Department of Electrical and Computer Engineering Seminar

Speaker: Steffen Schneider
International Max Planck Research School for Intelligent Systems in Tuebingen and EPFL

Abstract: A fundamental goal in science is understanding complex relationships of biological systems across scales and time. Modern life science research is enabling data collection at a rapid pace and at increasing scale, yet our ability to understand complex systems and reason about their underlying dynamics is still limited. To this end, my work has focused on developing new machine learning tools for inferring latent structure from the data we observe. In my talk, I will primarily focus on new work developing a variant of contrastive learning suitable for scientific inference (CEBRA). As an example, I will highlight the algorithm’s ability to uncover consistent and robust neural latent dynamics. Lastly, I will discuss theoretical foundations for such models, and discuss my prior work in speech and vision, specifically regarding data efficiency and model robustness.
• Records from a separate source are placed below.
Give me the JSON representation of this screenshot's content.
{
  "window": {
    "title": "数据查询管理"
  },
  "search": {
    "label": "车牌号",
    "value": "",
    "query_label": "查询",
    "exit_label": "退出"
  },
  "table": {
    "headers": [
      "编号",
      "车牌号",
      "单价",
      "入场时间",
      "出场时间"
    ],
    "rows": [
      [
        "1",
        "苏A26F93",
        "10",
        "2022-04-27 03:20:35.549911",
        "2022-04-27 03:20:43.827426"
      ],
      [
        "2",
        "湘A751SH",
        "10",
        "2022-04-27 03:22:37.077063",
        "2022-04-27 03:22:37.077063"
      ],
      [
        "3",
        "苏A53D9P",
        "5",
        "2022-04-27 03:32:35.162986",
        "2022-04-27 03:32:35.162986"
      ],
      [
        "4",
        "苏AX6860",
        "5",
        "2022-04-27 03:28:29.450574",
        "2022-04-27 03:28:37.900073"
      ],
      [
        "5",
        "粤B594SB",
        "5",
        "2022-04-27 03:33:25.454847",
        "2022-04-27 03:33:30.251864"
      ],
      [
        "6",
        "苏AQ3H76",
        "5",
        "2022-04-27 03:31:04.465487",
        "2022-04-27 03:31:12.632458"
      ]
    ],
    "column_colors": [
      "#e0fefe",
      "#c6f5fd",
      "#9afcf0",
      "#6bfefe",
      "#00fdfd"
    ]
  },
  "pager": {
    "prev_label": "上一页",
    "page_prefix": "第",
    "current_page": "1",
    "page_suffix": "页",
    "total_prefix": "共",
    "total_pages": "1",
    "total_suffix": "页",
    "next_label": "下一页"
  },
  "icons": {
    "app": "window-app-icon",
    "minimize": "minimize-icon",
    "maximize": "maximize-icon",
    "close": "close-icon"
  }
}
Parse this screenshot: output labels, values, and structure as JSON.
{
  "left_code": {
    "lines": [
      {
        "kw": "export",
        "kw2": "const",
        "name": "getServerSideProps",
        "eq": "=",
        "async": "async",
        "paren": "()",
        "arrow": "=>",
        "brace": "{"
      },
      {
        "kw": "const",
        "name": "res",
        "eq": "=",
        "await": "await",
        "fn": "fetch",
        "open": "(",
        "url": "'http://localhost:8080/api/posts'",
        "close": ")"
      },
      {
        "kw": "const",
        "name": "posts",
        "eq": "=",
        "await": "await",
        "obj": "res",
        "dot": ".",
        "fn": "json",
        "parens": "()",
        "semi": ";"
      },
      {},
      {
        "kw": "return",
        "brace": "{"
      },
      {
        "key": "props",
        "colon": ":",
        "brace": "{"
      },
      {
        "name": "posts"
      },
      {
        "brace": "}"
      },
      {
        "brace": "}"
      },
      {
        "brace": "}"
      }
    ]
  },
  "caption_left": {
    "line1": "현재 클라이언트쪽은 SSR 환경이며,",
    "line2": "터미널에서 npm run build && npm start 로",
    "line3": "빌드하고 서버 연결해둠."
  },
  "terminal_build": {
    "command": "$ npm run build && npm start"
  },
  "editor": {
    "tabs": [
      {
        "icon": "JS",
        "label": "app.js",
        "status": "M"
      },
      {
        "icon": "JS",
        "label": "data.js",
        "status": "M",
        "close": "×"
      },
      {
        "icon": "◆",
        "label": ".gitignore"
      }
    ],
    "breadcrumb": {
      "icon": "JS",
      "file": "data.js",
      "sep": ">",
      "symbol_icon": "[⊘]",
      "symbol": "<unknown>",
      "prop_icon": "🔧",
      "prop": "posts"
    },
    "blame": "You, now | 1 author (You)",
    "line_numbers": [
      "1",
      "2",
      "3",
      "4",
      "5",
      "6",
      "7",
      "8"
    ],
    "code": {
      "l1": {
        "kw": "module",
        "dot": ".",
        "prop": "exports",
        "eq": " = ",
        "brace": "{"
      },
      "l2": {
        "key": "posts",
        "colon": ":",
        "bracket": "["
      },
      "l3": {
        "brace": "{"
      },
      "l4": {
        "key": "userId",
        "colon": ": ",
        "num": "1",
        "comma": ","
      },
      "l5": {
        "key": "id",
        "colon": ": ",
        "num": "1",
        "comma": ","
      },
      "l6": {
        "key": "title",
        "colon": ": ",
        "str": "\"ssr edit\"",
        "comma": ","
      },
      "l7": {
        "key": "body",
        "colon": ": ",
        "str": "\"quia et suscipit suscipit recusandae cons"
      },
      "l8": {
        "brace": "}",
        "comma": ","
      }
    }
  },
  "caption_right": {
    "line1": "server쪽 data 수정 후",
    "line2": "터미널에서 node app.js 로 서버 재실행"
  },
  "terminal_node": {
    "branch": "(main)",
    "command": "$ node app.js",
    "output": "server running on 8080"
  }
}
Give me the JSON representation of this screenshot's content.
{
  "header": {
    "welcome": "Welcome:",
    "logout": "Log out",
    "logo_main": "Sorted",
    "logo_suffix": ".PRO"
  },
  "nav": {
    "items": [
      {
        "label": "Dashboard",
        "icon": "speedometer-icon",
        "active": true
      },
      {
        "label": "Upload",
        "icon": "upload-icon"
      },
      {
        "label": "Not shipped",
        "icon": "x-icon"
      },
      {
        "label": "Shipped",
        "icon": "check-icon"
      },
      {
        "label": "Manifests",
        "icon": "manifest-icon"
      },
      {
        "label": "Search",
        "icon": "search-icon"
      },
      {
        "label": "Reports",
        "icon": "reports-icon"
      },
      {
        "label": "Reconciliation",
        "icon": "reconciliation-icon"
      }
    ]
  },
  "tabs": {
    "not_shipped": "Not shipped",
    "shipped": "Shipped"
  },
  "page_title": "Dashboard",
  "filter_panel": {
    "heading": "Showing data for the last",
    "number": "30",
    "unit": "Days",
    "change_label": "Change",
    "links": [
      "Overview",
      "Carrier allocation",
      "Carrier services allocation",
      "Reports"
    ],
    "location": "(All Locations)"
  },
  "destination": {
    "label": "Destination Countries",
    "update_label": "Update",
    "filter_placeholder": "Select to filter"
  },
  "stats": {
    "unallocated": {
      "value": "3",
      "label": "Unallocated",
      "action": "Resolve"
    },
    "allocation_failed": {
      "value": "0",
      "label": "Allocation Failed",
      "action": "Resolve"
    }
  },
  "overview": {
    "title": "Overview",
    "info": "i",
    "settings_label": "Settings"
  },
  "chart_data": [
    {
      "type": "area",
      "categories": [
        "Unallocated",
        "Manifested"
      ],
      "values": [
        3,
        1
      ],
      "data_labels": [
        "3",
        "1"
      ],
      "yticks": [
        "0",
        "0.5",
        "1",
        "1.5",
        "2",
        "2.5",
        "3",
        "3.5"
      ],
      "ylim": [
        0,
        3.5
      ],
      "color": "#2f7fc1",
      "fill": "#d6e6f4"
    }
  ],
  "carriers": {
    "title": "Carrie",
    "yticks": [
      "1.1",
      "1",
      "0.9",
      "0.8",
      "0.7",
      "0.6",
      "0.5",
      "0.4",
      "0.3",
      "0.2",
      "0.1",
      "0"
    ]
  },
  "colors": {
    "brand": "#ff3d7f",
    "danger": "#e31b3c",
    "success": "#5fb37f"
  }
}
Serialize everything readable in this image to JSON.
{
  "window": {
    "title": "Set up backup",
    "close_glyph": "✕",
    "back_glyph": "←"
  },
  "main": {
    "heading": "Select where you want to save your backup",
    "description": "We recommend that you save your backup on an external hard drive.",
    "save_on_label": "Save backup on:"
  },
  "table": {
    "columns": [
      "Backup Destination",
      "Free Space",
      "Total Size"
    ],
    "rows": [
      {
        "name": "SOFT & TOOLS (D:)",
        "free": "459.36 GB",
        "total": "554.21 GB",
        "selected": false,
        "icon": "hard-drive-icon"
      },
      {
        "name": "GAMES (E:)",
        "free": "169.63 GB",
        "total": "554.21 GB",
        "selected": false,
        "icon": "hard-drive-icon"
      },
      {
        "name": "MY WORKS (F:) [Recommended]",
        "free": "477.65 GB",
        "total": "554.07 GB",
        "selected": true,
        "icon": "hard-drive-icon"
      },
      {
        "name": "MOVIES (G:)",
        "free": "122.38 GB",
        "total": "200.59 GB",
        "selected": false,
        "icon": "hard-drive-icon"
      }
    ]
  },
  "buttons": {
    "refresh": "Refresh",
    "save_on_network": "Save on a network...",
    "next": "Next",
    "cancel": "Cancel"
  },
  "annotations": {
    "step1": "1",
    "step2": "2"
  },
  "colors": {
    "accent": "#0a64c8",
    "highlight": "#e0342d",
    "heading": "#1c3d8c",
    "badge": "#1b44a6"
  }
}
Biography: Steffen Schneider is a final year ELLIS PhD student in Machine Learning and Computational Neuroscience at the International Max Planck Research School for Intelligent Systems in Tuebingen and at EPFL in Geneva. His PhD work is supported by a Google PhD Fellowship and revolves around robust deployment of machine learning models and self-supervised learning for scientific data analysis. Mr. Schneider has also worked on large scale machine learning for speech, vision and language with research visits at FAIR/Meta AI in Menlo Park/NYC, and on object-centric learning at Amazon in Tuebingen. Beyond research, he co-founded the edtech/science communication startup “KI macht Schule” to teach AI in schools.